3.4 Masked node modeling

After generating the input embeddings via a Bi-LSTM, we adopt masked node modeling (MNM) as our pre-training task. We randomly mask a percentage of the input nodes and then predict those masked nodes. We conduct this task on the type-based mini-sequences generated by the aforementioned rank guided heterogeneous walk. For each group of nodes with the same type, we randomly mask nodes in the mini-sequence. Given the mini-sequence of type $t$ , denoted as $\{x_{1}^{t},x_{2}^{t},\ldots,x_{n}^{t}\}$ , we randomly choose 15% of the nodes to be replaced. And for a chosen node $x_{i}^{t}$ , we replace its token with the actual [MASK] token with 80% probability, another random node token with 10% probability and the unchanged $x_{i}^{t}$ with 10% probability. The masked sequence is fed into the bi-directional transformer encoders. The embeddings generated via the Bi-LSTM are used as token embeddings, while the rank information is transferred as position embeddings. After the transformer module, the final hidden state $h_{i}^{t_{L}}$ corresponding to the [MASK] token is fed to a feedforward layer. The output is used to predict the target node via a softmax classification layer:

	$\displaystyle z_{i}^{t}$	$\displaystyle=\mathrm{Feedforward}(h_{i}^{t_{L}}),$		(7)
	$\displaystyle\mathbf{p}_{i}^{t}$	$\displaystyle=\mathrm{softmax}(\mathbf{W}^{\mathrm{MNM}}z_{i}^{t}),$		(8)

where $z_{i}^{t}$ is the output of the feedforward layer, $\mathbf{W}^{\mathrm{MNM}}\in V^{t}\times d$ is the classification weight shared with the input node embedding matrix, $V^{t}$ is the number of nodes in the $t$ -type mini-sequence, $d$ is the dimension of the hidden state size, $\mathbf{p}_{i}^{t}$ is the predicted distribution of $x_{i}^{t}$ over all nodes.

For training, we use the cross-entropy between the one-hot label $\mathbf{y}_{i}^{t}$ and the prediction $\mathbf{p}_{i}^{t}$ :

\mathcal{L}^{t}_{\mathrm{MNM}}=-\sum_{m}y_{m}^{t}\log p_{m}^{t},

(9)

where $y_{m}^{t}$ and $p_{m}^{t}$ are the $m$ -th components of $\mathbf{y}_{i}^{t}$ and $\mathbf{p}_{i}^{t}$ , respectively. We adopt a smoothing strategy by setting $y_{m}^{t}=\epsilon$ for the target node and $y_{m}^{t}=\frac{1-\epsilon}{V^{t}-1}$ for each of the other nodes. By doing so, we loosen the restriction that a one-hot label corresponds to only one answer.

3.5 Adjacent node prediction

After the masked node modeling module, we design another pre-training task, i.e., adjacent node prediction (ANP), to further capture the relationship between nodes. Unlike the MNM task, which operates on type-based mini-sequences, we perform the ANP task on full sequences, and we compare two full sequences to see whether their starting nodes are adjacent or not. The reason that we do not perform the ANP task on type-based mini-sequences is that given $k$ types of nodes, there will be $k(k-1)/2$ mini-sequence pairs to be analyzed, which is very time-consuming.

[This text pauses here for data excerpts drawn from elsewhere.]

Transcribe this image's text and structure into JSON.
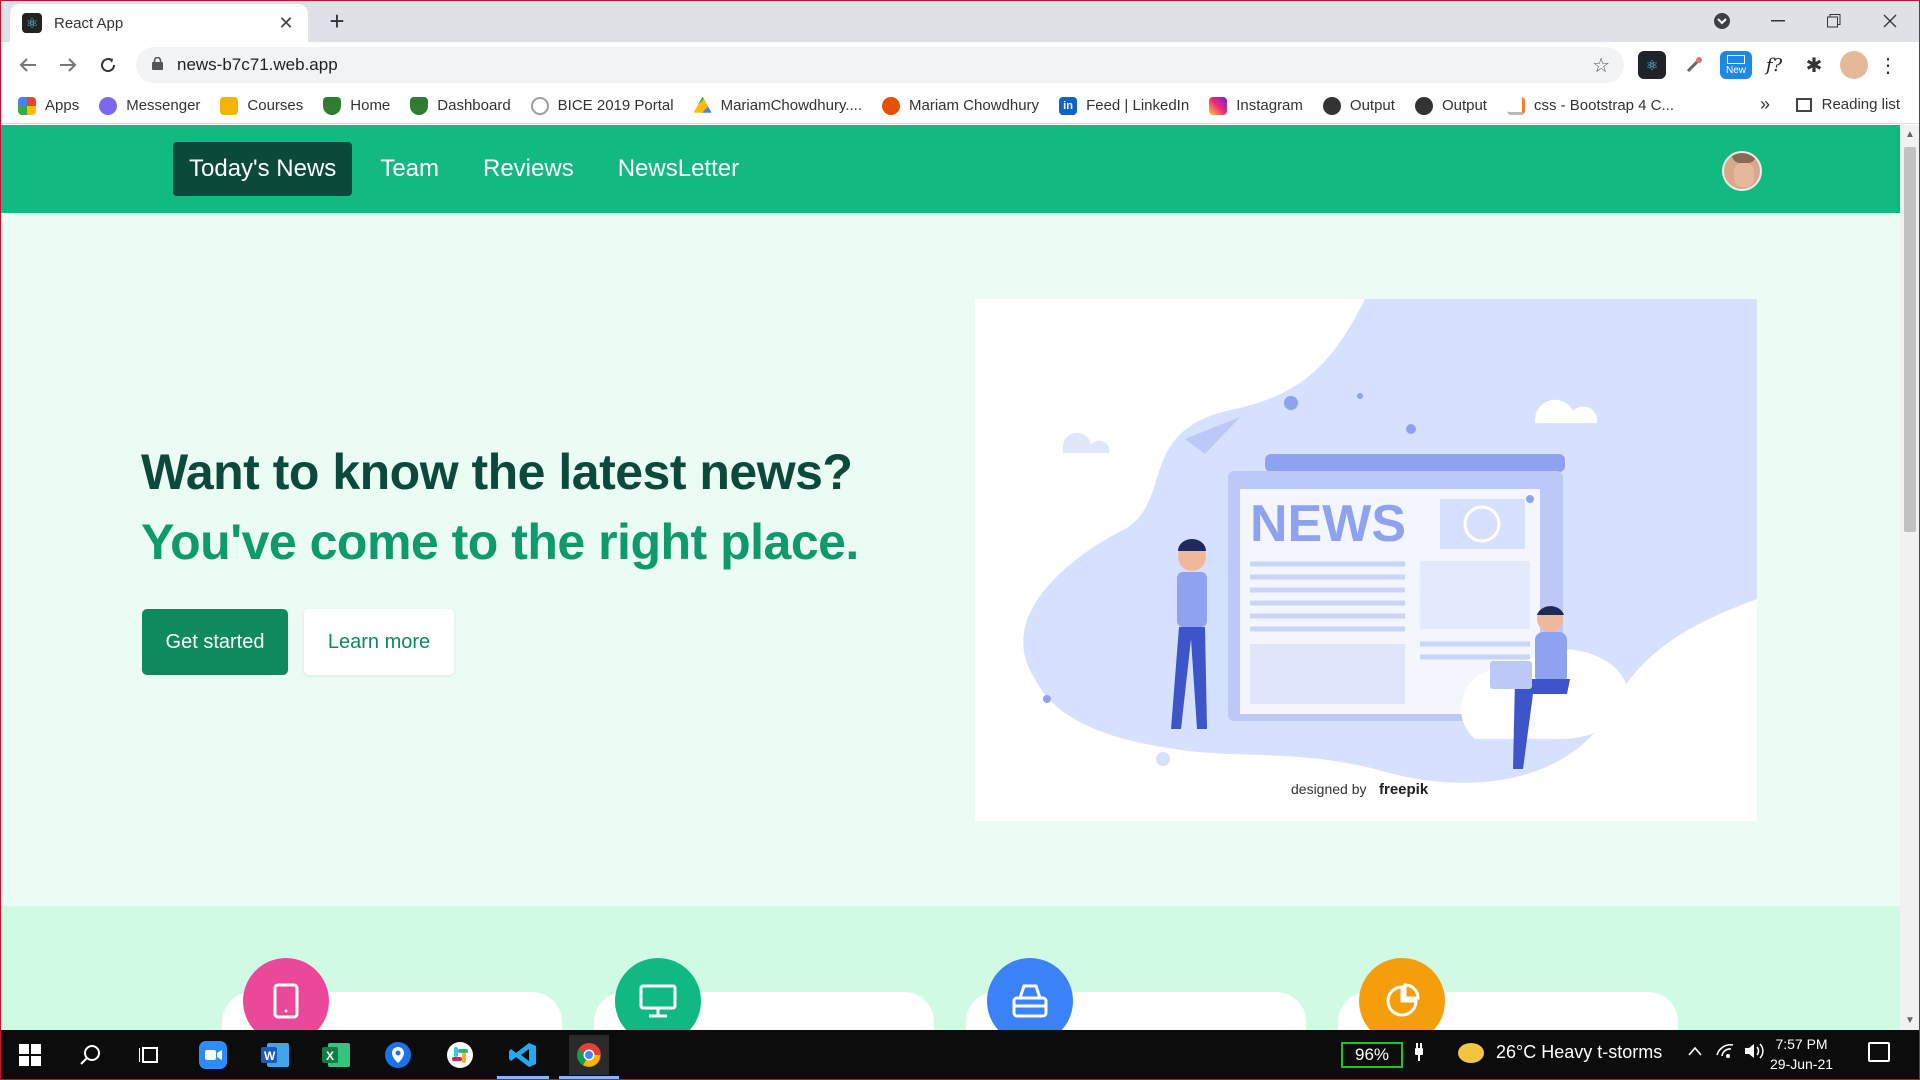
{
  "browser": {
    "tab_title": "React App",
    "tab_close": "✕",
    "new_tab": "+",
    "url": "news-b7c71.web.app",
    "bookmarks": [
      {
        "label": "Apps",
        "color": "#ea4335"
      },
      {
        "label": "Messenger",
        "color": "#7b68ee"
      },
      {
        "label": "Courses",
        "color": "#f4b400"
      },
      {
        "label": "Home",
        "color": "#2e7d32"
      },
      {
        "label": "Dashboard",
        "color": "#2e7d32"
      },
      {
        "label": "BICE 2019 Portal",
        "color": "#9e9e9e"
      },
      {
        "label": "MariamChowdhury....",
        "color": "#1e88e5"
      },
      {
        "label": "Mariam Chowdhury",
        "color": "#e65100"
      },
      {
        "label": "Feed | LinkedIn",
        "color": "#0a66c2"
      },
      {
        "label": "Instagram",
        "color": "#d62976"
      },
      {
        "label": "Output",
        "color": "#333333"
      },
      {
        "label": "Output",
        "color": "#333333"
      },
      {
        "label": "css - Bootstrap 4 C...",
        "color": "#f48024"
      }
    ],
    "more_bookmarks": "»",
    "reading_list": "Reading list",
    "extension_new_badge": "New"
  },
  "page": {
    "nav": {
      "items": [
        "Today's News",
        "Team",
        "Reviews",
        "NewsLetter"
      ],
      "active_index": 0
    },
    "hero": {
      "heading": "Want to know the latest news?",
      "subheading": "You've come to the right place.",
      "primary_button": "Get started",
      "secondary_button": "Learn more"
    },
    "illustration": {
      "headline": "NEWS",
      "credit_prefix": "designed by",
      "credit_brand": "freepik"
    },
    "feature_icons": [
      {
        "icon": "tablet-icon",
        "color": "#ec4899"
      },
      {
        "icon": "desktop-icon",
        "color": "#10b981"
      },
      {
        "icon": "database-icon",
        "color": "#3b82f6"
      },
      {
        "icon": "pie-chart-icon",
        "color": "#f59e0b"
      }
    ]
  },
  "taskbar": {
    "battery": "96%",
    "weather": "26°C  Heavy t-storms",
    "time": "7:57 PM",
    "date": "29-Jun-21"
  },
  "colors": {
    "nav_bg": "#12b981",
    "nav_active": "#0b4a3a",
    "hero_bg": "#ebfcf4",
    "primary_button": "#0e8a5e",
    "heading_dark": "#0b4a3a",
    "heading_green": "#0e9a6a"
  }
}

In our setting, for node $v$ with sequence $X_{v}$ and node $u$ with sequence $X_{u}$ , 50% of the time we choose $u$ to be the actual adjacent node of $v$ (labeled as IsAdjacent), and 50% of the time we randomly choose $u$ from the corpus (labeled as NotAdjacent). Given the classification layer weights $\mathrm{W}^{\mathrm{ANP}}$ , the scoring function $s_{\tau}$ of whether the node pair is adjacent is shown as follows:

s_{\tau}=\mathrm{sigmoid}(C\mathrm{W}^{\mathrm{ANP}^{T}}),

(10)

where $s_{\tau}\in\mathbb{R}^{2}$ is a binary vector with $s_{\tau 0},s_{\tau 1}\in[0,1]$ and $s_{\tau 0}+s_{\tau 1}=1$ , $C\in\mathbb{R}^{H}$ denotes the hidden vector of classification label used in a transformer architecture [42]. Considering the positive adjacent node pair $\mathbb{S}^{+}$ and a negative adjacent node pair $\mathbb{S}^{-}$ , we calculate a cross-entropy loss as follows:

\mathcal{L}_{\mathrm{ANP}}=-\sum_{\tau\in\mathbb{S}^{+}\cup\mathbb{S}^{-}}(y_{\tau}\mathrm{log}(s_{\tau 0}))+(1-y_{\tau})\mathrm{log}(s_{\tau 1})),

(11)

where $y_{\tau}$ is the label (positive or negative) of that node pair.

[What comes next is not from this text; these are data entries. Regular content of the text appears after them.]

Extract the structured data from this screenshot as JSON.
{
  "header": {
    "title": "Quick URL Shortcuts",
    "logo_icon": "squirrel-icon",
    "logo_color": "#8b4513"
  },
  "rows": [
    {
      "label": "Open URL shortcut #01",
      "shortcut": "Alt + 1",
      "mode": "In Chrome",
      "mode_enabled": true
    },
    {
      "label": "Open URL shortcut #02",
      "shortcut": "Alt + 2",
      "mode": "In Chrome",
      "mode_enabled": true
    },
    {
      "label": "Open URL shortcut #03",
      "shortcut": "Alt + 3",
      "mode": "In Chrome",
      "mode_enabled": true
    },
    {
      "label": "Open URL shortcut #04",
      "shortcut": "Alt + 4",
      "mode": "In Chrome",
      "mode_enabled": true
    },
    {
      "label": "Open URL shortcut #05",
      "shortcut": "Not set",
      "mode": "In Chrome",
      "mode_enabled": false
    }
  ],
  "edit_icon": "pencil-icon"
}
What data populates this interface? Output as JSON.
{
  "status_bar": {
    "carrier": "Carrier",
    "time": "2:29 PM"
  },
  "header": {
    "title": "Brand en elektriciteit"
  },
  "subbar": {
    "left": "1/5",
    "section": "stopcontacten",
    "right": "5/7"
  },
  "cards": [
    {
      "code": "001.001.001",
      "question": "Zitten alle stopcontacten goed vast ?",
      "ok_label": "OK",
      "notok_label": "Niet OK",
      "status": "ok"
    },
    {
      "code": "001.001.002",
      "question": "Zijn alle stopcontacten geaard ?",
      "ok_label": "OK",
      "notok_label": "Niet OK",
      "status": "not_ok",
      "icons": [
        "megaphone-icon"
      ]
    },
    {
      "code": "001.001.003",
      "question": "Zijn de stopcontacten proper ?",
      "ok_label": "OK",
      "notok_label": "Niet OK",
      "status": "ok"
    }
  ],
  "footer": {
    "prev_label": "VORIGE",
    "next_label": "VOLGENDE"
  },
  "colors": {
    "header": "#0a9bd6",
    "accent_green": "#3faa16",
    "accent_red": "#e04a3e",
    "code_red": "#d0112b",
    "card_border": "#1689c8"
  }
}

3.6 Transformer architecture

Our two pre-training tasks share the same transformer architecture. To increase the training speed of our model, we adopt two parameter reduction techniques to lower memory requirements, inspired by the ALBERT architecture [43]. Instead of setting the node embedding size $Q$ to be equal to the hidden layer size $H$ like BERT does, we make more efficient use of the total number of model parameters, dictating that $H\gg Q$ . We adopt factorized embedding parameterization, which decomposes the parameters into two smaller matrices. Rather than mapping the one-hot vectors directly to a hidden space with size $H$ , we first map them to a low-dimensional embedding space with size $Q$ , and then map it to the hidden space. Additionally, we adopt cross-layer parameter sharing to further boost efficiency. Traditional sharing mechanisms either only share the feed forward network parameters across layers or only the attention parameters. We share all parameters across layers.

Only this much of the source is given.